22.04.Bandeau EDF energie elctricite.PHILIPPE HUGUEN AFP.600.160

 Mi-octobre : dernier budget du quinquennat. Le gouvernement doit présenter à partir du 18 octobre son dernier projet de loi de finances (PLF). Ce texte, qui fixe les grandes lignes budgétaires de l’Etat pour 2017, sera scruté avec attention puisqu’il donnera le ton pour les derniers mois du quinquennat : dépenses publiques, déficit public, dette, taux d’imposition, etc.

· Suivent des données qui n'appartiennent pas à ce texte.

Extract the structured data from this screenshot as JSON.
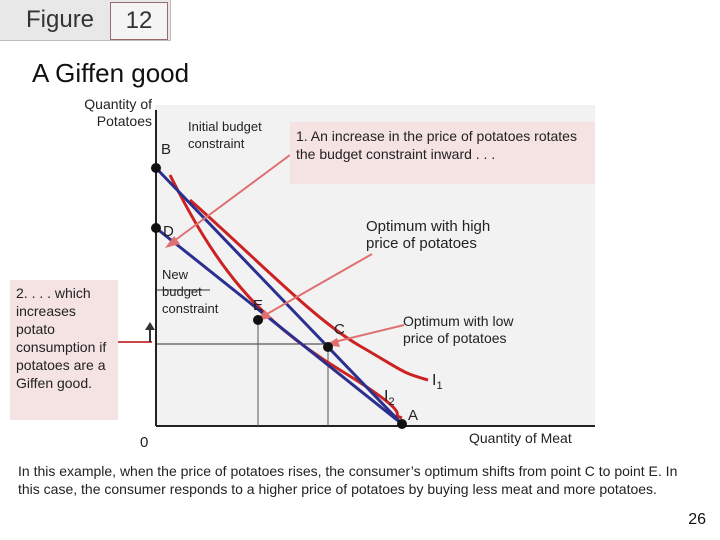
{
  "header": {
    "figure_word": "Figure",
    "figure_number": "12"
  },
  "title": "A Giffen good",
  "y_axis_label": "Quantity of\nPotatoes",
  "x_axis_label": "Quantity of Meat",
  "origin_label": "0",
  "points": {
    "B": "B",
    "D": "D",
    "E": "E",
    "C": "C",
    "A": "A"
  },
  "curve_labels": {
    "I1": "I",
    "I1_sub": "1",
    "I2": "I",
    "I2_sub": "2"
  },
  "labels": {
    "initial_budget": "Initial budget\nconstraint",
    "new_budget": "New\nbudget\nconstraint",
    "optimum_high": "Optimum with high\nprice of potatoes",
    "optimum_low": "Optimum with low\nprice of potatoes"
  },
  "notes": {
    "note1": "1. An increase in the price of potatoes rotates the budget constraint inward . . .",
    "note2": "2. . . . which increases potato consumption if potatoes are a Giffen good."
  },
  "caption": "In this example, when the price of potatoes rises, the consumer’s optimum shifts from point C to point E. In this case, the consumer responds to a higher price of potatoes by buying less meat and more potatoes.",
  "page_number": "26",
  "colors": {
    "budget_line": "#2b2f8f",
    "indifference": "#cc2222",
    "note_bg": "#f5e2e2"
  }
}
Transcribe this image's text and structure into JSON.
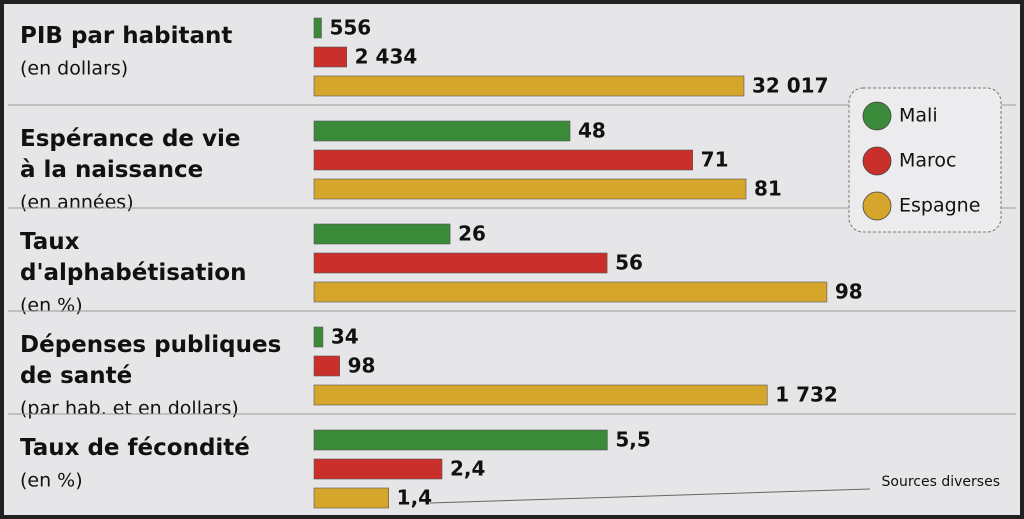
{
  "chart_data": {
    "type": "bar",
    "panels": [
      {
        "title": "PIB par habitant",
        "subtitle": "(en dollars)",
        "xlim": [
          0,
          41700
        ]
      },
      {
        "title": "Espérance de vie\nà la naissance",
        "subtitle": "(en années)",
        "xlim": [
          0,
          105
        ]
      },
      {
        "title": "Taux\nd'alphabétisation",
        "subtitle": "(en %)",
        "xlim": [
          0,
          107
        ]
      },
      {
        "title": "Dépenses publiques\nde santé",
        "subtitle": "(par hab. et en dollars)",
        "xlim": [
          0,
          2140
        ]
      },
      {
        "title": "Taux de fécondité",
        "subtitle": "(en %)",
        "xlim": [
          0,
          10.5
        ]
      }
    ],
    "series": [
      {
        "name": "Mali",
        "color": "#3b8a3a",
        "values": [
          556,
          48,
          26,
          34,
          5.5
        ],
        "value_labels": [
          "556",
          "48",
          "26",
          "34",
          "5,5"
        ]
      },
      {
        "name": "Maroc",
        "color": "#c9302c",
        "values": [
          2434,
          71,
          56,
          98,
          2.4
        ],
        "value_labels": [
          "2 434",
          "71",
          "56",
          "98",
          "2,4"
        ]
      },
      {
        "name": "Espagne",
        "color": "#d6a52b",
        "values": [
          32017,
          81,
          98,
          1732,
          1.4
        ],
        "value_labels": [
          "32 017",
          "81",
          "98",
          "1 732",
          "1,4"
        ]
      }
    ],
    "source": "Sources diverses"
  }
}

Les débats risquent avant tout d’être fiscaux. François Hollande pourrait alors avoir assez de visibilité pour confirmer, ou non, sa promesse d’une nouvelle baisse des impôts si la croissance tient bon. Le gouvernement présentera également sa réforme pour instaurer le prélèvement à la source. Les parlementaires se pencheront en outre sur un nouvel impôt en préparation : la Taxe Spéciale d'Equipement Région (TSER). Le gouvernement espère ainsi trouver de nouvelles ressources financières pour les régions mais ces dernières refusent d’en assumer la responsabilité en cette période pré-électorale. 

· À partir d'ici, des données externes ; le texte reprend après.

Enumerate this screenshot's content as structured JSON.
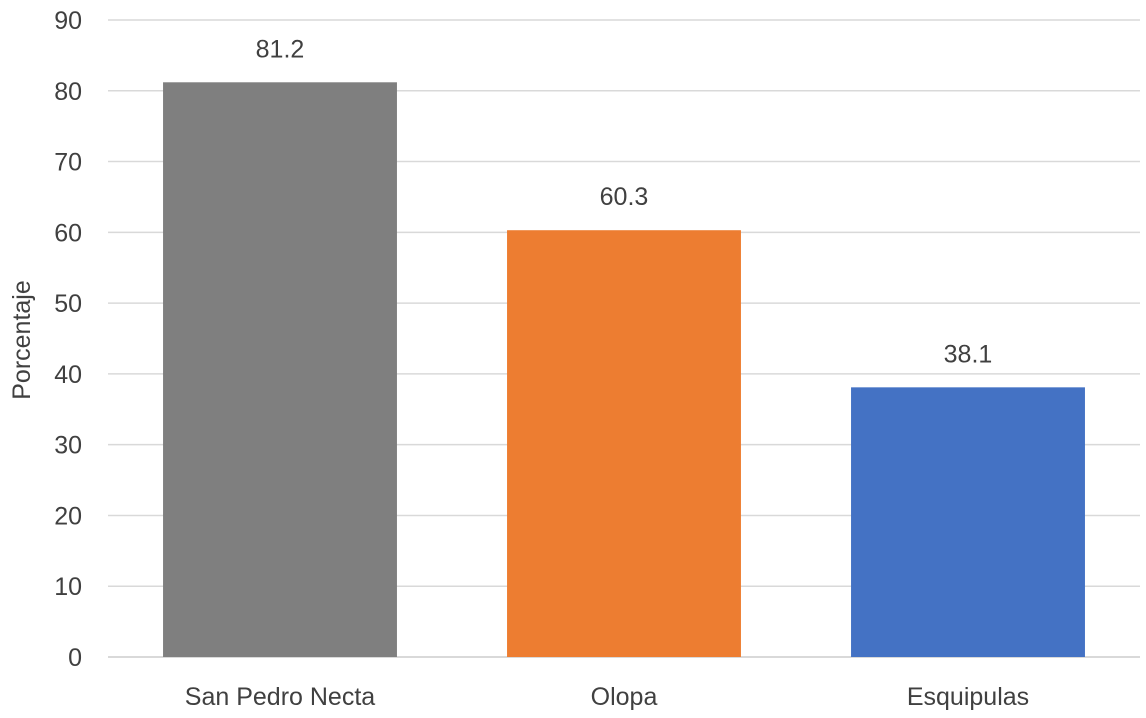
{
  "chart_data": {
    "type": "bar",
    "title": "",
    "xlabel": "",
    "ylabel": "Porcentaje",
    "ylim": [
      0,
      90
    ],
    "ytick_step": 10,
    "grid": true,
    "legend": "none",
    "categories": [
      "San Pedro Necta",
      "Olopa",
      "Esquipulas"
    ],
    "values": [
      81.2,
      60.3,
      38.1
    ],
    "data_labels": [
      "81.2",
      "60.3",
      "38.1"
    ],
    "bar_colors": [
      "#7f7f7f",
      "#ed7d31",
      "#4472c4"
    ],
    "gridline_color": "#d9d9d9"
  }
}
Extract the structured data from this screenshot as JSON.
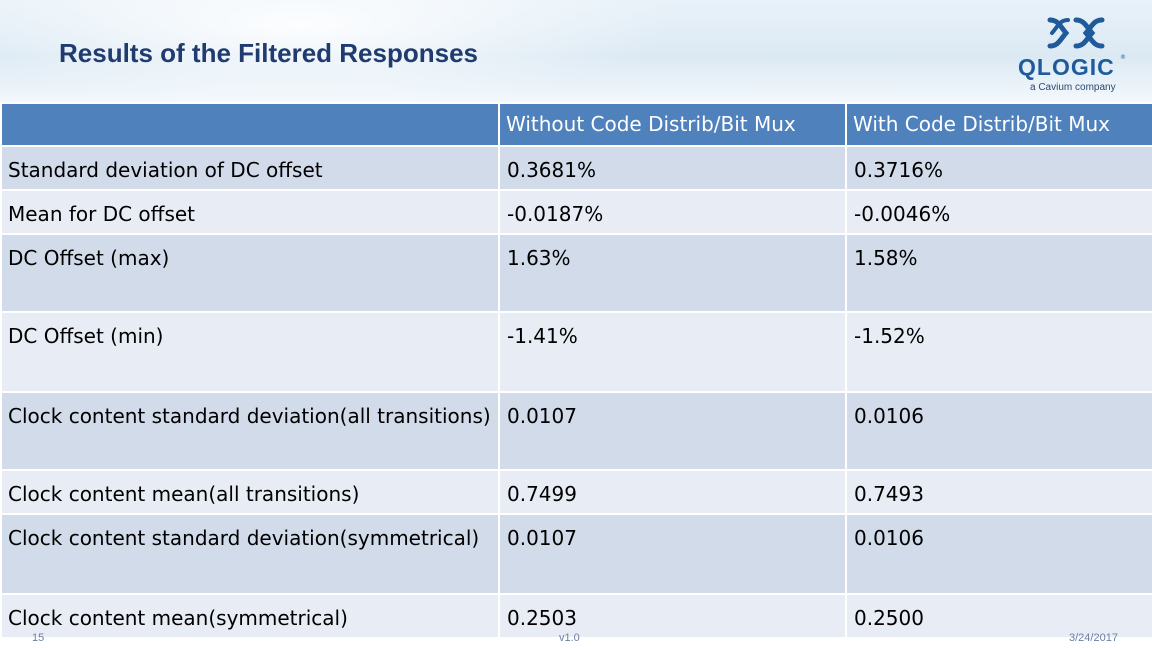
{
  "header": {
    "title": "Results of the Filtered Responses",
    "logo_brand": "QLOGIC",
    "logo_reg": "®",
    "logo_tagline": "a Cavium company"
  },
  "table": {
    "columns": [
      "",
      "Without Code Distrib/Bit Mux",
      "With Code Distrib/Bit Mux"
    ],
    "rows": [
      [
        "Standard deviation of DC offset",
        "0.3681%",
        "0.3716%"
      ],
      [
        "Mean for DC offset",
        "-0.0187%",
        "-0.0046%"
      ],
      [
        "DC Offset (max)",
        "1.63%",
        "1.58%"
      ],
      [
        "DC Offset (min)",
        "-1.41%",
        "-1.52%"
      ],
      [
        "Clock content standard deviation(all transitions)",
        "0.0107",
        "0.0106"
      ],
      [
        "Clock content mean(all transitions)",
        "0.7499",
        "0.7493"
      ],
      [
        "Clock content standard deviation(symmetrical)",
        "0.0107",
        "0.0106"
      ],
      [
        "Clock content mean(symmetrical)",
        "0.2503",
        "0.2500"
      ]
    ]
  },
  "footer": {
    "page_number": "15",
    "version": "v1.0",
    "date": "3/24/2017"
  },
  "colors": {
    "header_fill": "#4f81bd",
    "row_dark": "#d2dbe9",
    "row_light": "#e8edf5",
    "title": "#1f3b6f"
  }
}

• Fin octobre : nouvelles turbulences pour Air France ? Après des années de pertes, la compagnie aérienne est en pleine rémission et veut gagner en compétitivité en revoyant les conditions de travail de ses équipes. Mais les négociations avec les représentants des employés durent depuis plus d’un an, sans succès, et les conflits sociaux s’enchaînent. Ils pourraient même atteindre de nouveaux sommets à la fin du mois d’octobre : c’est à cette date qu’expire l’accord d’entreprise, un document qui fixe les règles de travail, de rémunération, d'avancement et que la direction souhaite réformer. Pour éviter un tel scénario, Air France a tenté de renouer le dialogue avec les syndicats dès le mois d’août et a mené des discussions avec les stewards et hôtesses le 24 août.

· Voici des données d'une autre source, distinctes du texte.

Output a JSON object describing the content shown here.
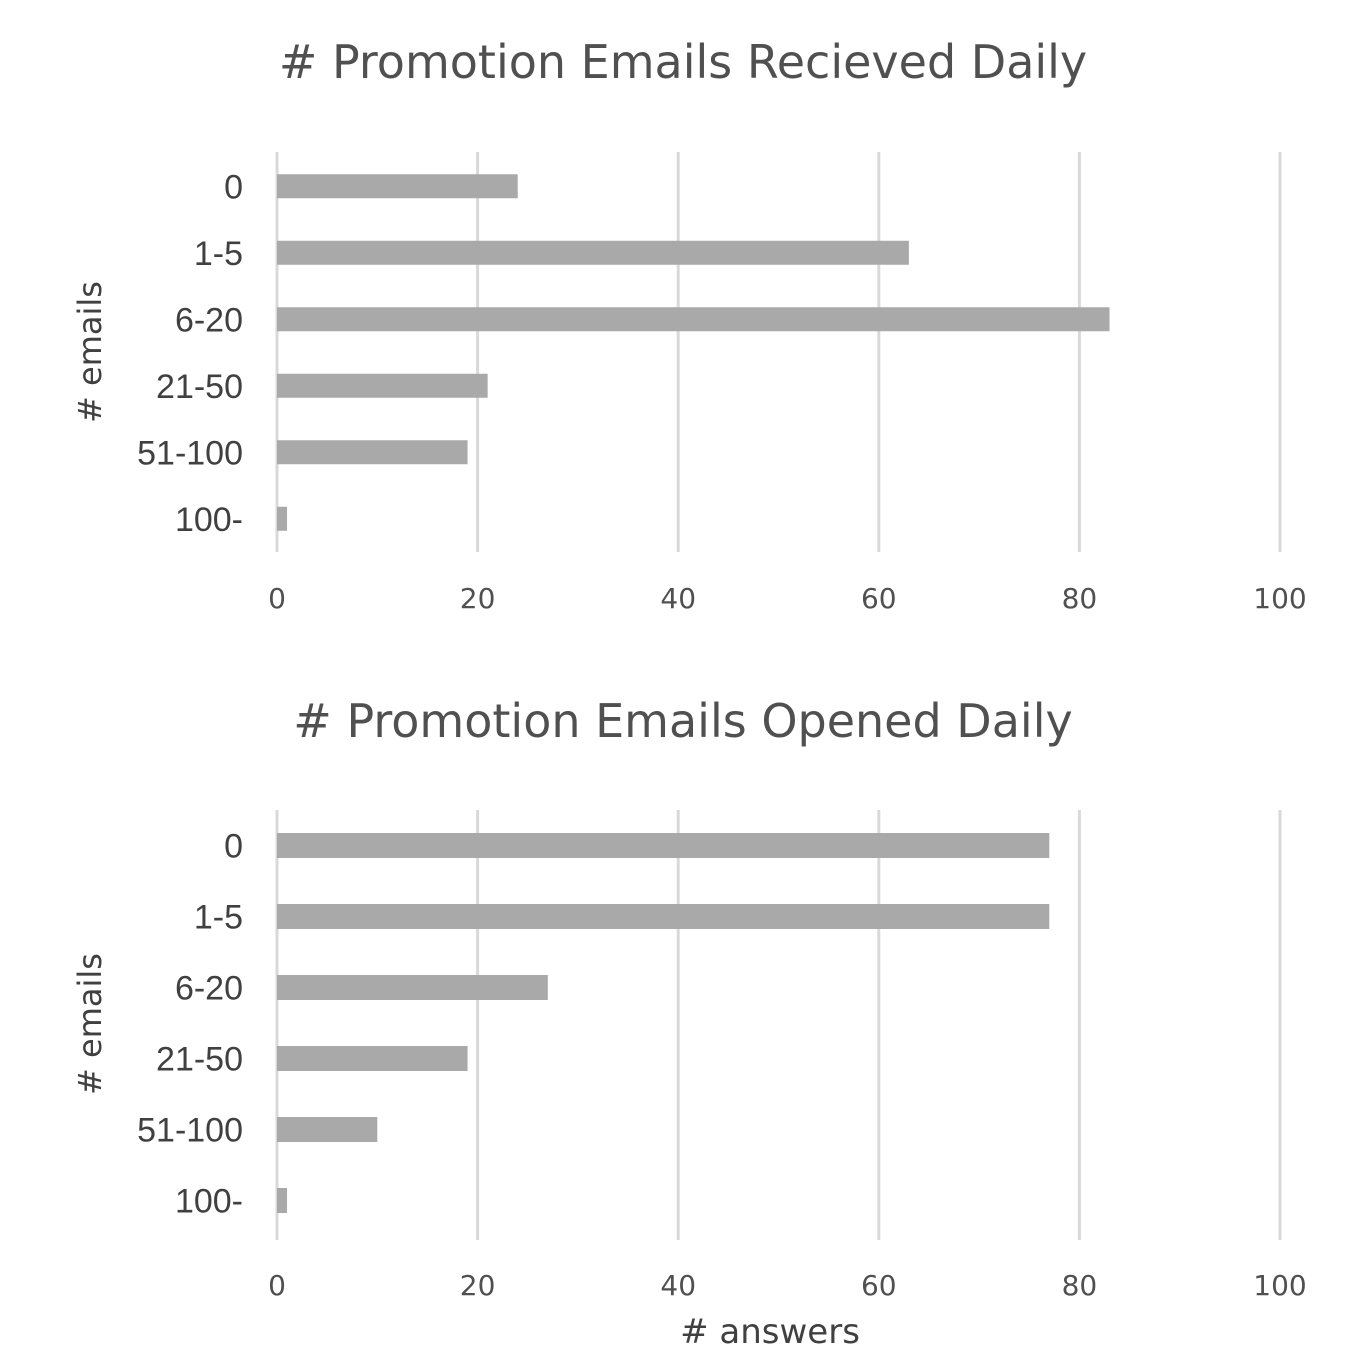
{
  "chart_data": [
    {
      "type": "bar",
      "orientation": "horizontal",
      "title": "# Promotion Emails Recieved Daily",
      "ylabel": "# emails",
      "xlabel": "",
      "categories": [
        "0",
        "1-5",
        "6-20",
        "21-50",
        "51-100",
        "100-"
      ],
      "values": [
        24,
        63,
        83,
        21,
        19,
        1
      ],
      "xlim": [
        0,
        100
      ],
      "xticks": [
        "0",
        "20",
        "40",
        "60",
        "80",
        "100"
      ],
      "grid": "vertical",
      "bar_color": "#a9a9a9"
    },
    {
      "type": "bar",
      "orientation": "horizontal",
      "title": "# Promotion Emails Opened Daily",
      "ylabel": "# emails",
      "xlabel": "# answers",
      "categories": [
        "0",
        "1-5",
        "6-20",
        "21-50",
        "51-100",
        "100-"
      ],
      "values": [
        77,
        77,
        27,
        19,
        10,
        1
      ],
      "xlim": [
        0,
        100
      ],
      "xticks": [
        "0",
        "20",
        "40",
        "60",
        "80",
        "100"
      ],
      "grid": "vertical",
      "bar_color": "#a9a9a9"
    }
  ]
}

24.08.Bandeau Air-France-avion-aviation.-STEPHANE-DE-SAKUTINAFP.1280.300

 En fil rouge : courbe du chômage, SNCF et Brexit. C’était déjà le cas et ce le sera encore plus : chaque publication des chiffres du chômage sera scrutée pour déceler l’inversion de la courbe du chômage promise par François Hollande. Pour l’instant, cette fameuse courbe s’est stabilisée mais il est trop tôt pour parler d’inversion, qui nécessite plusieurs mois de baisse consécutifs.

La SNCF sera également à suivre avec attention. L’entreprise ferroviaire continue de se moderniser mais le temps presse : elle a perdu de l’argent lors du premier semestre et sa dette continue de se creuser (plus de 52 milliards d’euros). La direction a bien tenté de gagner en compétitivité en renégociant l’accord d’entreprise, qui organise le temps de travail, le déroulé de carrière, etc., mais a dû renoncer sous la pression du gouvernement, qui voulait éviter que les cheminots ne se joignent à la contestation de la loi Travail. Ce court-circuitage a poussé Guillaume Pepy à menacer de démissionner fin mai, preuve que le dossier SNCF est loin d’être clos.

Enfin, le Brexit sera évidemment l’un des principaux dossiers de cette fin d’année. La Première ministre Theresa May a indiqué qu'elle comptait lancer le processus de séparation d’avec l’Union européenne début 2017. Même si le Royaume-Uni pourrait être tenté de gagner du temps et de repousser l’échéance, le reste de l’UE doit commencer à préparer l’Europe à 27 membres. Ces derniers ont déjà prévu de se retrouver le 16 septembre à Bratislava lors d'un sommet consacré à l'avenir de l'UE.